Bakanlık düzeyinde bu yıl orman yangınlarına karşı ekipman, araç gereç ve personel sayısında ciddi bir artışın olacağı ilk ağızdan açıklandı. Elbette devletimiz elinden gelen tüm çaba ve yatırımları yapıyor. Bizlere düşen sorumluluklar ve yapılması gerekenler yönüyle de konuya bakmak lazım. Yaz mevsiminde iki husus beni hep tedirgin eder. Birincisi orman yangınları, ikincisi suda boğulmalar. Ormanlar bizim ciğerimiz, hayata bağlılığımız, yaşama sevincimiz, zenginliğimiz… Dolayısıyla kısacık zamanda küçücük ihmallerden dolayı yüzlerce hektar ormanın yok oluşu, yanışı bizleri çok üzer. İnanıyorum ki sizlerde ormanı seviyorsunuzdur. Eğer benim gibi Karadeniz bölgesi aşığı iseniz yılın 350 günü yapacağınız 10-15 günlük tatili hayal edersiniz. Bu adeta sizi hayata daha sıkı bağlar. Sosyal medyada nerede bir yayla fotoğrafı görsem, nerede bir ırmak, orman videosu görsem üşenmeden beğenir ve muhakkak paylaşırım. Yalova’mız da bu açıdan şanslı illerden. Yarım saatte adeta Karadeniz’e gitme imkânımız var. Çiftlikköy, Termal, Teşvikiye, Esenköy, Kurtköy, Burhaniye, Armutlu tarafları Karadeniz özlemi çeken doğa severler için bulunmaz fırsat. Delmece yaylası, Erikli şelalesi, göl… Hepsi harika.

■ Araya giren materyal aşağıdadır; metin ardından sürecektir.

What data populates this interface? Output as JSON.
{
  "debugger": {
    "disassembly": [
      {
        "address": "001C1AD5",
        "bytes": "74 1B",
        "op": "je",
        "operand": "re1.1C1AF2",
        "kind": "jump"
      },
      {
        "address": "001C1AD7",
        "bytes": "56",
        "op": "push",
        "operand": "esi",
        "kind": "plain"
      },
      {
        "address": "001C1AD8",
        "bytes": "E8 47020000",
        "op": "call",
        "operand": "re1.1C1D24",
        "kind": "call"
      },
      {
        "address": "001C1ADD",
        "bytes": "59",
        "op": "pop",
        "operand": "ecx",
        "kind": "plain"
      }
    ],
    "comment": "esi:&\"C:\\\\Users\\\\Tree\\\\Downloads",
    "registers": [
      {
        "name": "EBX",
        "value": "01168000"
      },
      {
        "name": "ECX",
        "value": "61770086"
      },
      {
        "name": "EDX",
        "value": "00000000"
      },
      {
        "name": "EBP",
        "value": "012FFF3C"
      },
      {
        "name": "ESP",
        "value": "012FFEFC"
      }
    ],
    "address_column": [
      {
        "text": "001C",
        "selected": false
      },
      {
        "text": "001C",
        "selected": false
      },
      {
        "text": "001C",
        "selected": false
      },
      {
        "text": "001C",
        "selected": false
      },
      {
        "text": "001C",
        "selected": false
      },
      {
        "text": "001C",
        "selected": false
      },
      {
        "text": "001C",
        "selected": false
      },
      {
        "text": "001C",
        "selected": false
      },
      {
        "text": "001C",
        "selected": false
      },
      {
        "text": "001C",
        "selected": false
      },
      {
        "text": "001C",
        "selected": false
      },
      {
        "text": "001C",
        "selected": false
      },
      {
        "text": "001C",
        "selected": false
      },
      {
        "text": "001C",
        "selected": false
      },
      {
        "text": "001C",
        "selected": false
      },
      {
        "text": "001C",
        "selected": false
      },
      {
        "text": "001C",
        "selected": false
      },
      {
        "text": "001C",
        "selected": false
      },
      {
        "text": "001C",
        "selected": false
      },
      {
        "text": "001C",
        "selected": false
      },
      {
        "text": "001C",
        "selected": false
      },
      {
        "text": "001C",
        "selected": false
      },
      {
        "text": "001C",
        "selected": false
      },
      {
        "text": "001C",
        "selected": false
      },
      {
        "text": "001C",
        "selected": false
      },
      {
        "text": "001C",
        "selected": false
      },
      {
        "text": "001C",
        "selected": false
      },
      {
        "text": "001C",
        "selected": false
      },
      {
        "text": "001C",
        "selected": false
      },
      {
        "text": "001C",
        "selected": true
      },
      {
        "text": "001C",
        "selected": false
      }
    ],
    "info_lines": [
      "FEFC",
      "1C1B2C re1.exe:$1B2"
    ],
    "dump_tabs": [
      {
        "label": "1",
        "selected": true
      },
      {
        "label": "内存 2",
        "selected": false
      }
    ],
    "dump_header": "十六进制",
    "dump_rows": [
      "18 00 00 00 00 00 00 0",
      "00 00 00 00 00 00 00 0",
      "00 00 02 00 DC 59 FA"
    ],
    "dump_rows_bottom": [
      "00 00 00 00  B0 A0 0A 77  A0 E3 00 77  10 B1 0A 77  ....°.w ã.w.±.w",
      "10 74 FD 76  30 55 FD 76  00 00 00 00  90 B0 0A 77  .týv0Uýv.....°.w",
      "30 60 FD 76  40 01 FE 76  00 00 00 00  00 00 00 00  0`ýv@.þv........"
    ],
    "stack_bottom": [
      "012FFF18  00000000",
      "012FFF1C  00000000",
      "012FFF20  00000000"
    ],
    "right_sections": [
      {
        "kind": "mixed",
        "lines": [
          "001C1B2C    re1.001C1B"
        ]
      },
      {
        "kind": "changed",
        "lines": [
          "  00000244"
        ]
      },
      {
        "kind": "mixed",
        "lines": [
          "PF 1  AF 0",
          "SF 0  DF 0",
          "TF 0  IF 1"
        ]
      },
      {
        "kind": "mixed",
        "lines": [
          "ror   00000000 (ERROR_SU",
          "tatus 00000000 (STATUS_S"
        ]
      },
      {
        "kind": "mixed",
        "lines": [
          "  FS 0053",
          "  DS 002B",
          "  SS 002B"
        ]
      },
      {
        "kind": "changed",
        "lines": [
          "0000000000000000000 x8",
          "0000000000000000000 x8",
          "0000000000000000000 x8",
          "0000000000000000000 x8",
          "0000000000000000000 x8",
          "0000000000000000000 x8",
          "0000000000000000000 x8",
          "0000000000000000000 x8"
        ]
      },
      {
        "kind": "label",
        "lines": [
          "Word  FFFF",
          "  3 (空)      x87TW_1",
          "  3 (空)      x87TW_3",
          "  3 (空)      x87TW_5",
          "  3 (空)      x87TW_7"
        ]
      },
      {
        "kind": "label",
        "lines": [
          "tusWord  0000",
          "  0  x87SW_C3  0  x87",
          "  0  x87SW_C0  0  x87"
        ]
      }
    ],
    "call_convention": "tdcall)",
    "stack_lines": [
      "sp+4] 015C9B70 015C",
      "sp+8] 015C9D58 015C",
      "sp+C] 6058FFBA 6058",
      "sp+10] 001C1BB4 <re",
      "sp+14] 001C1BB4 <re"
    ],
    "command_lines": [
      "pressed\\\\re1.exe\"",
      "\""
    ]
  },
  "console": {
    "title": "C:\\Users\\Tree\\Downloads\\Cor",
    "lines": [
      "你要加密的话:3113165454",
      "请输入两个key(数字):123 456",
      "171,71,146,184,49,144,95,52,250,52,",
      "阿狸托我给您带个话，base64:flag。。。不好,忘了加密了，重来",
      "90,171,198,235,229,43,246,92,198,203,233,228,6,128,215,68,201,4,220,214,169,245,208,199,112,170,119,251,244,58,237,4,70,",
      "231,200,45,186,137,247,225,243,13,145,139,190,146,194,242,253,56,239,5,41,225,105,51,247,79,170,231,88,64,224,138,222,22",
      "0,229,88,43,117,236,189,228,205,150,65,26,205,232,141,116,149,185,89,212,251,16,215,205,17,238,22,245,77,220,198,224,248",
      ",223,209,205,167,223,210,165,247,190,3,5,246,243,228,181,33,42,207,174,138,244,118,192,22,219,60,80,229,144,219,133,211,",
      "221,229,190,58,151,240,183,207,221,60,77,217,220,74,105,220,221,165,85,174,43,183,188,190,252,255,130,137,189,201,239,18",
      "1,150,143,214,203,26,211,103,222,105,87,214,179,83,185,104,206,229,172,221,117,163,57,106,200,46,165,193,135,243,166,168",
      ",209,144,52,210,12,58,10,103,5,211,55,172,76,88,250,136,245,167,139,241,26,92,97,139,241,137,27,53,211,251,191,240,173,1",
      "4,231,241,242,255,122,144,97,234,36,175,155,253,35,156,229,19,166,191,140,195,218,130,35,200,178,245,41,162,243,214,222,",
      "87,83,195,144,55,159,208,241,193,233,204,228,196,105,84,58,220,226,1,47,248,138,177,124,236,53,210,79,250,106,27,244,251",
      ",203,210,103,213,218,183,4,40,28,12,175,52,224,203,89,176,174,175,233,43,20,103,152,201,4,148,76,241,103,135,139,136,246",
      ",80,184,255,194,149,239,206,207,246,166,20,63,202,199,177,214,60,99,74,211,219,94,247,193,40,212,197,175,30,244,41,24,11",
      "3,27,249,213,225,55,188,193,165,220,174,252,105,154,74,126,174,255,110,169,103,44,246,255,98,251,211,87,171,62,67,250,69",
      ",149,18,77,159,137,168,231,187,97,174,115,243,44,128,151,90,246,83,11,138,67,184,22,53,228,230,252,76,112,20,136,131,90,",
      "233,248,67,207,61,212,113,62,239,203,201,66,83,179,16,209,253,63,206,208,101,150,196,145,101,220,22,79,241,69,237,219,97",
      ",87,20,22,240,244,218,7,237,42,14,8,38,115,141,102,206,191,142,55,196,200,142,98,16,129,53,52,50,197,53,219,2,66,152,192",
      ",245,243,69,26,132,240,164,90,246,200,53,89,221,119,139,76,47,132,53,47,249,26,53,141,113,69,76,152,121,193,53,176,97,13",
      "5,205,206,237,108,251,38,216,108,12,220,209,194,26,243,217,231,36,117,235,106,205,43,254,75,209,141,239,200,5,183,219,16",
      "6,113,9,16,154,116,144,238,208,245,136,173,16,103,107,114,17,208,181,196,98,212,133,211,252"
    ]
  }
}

 Zamanın getirdiği teknolojik gelişmeler ve yenilikler ile Yalova’mızda sahip olunan doğal güzellikleri koruma ve sahip çıkmada bence alınan tedbirleri ve yapılanların güncellemesi lazım. Doğanın tahrip edilmesi geri dönülemez bir yola girilmeden her merkez kendi parametreleri ile önlemleri revize etmeli. Toprak, hava ve su bence en önemli servetimiz. Bu servete yönelik tehdit ve uygulamaları bir vatandaş olarak en az kendi evimizin güvenliğine verdiğimiz önem kadar önem verip bu gözle bakmalıyız.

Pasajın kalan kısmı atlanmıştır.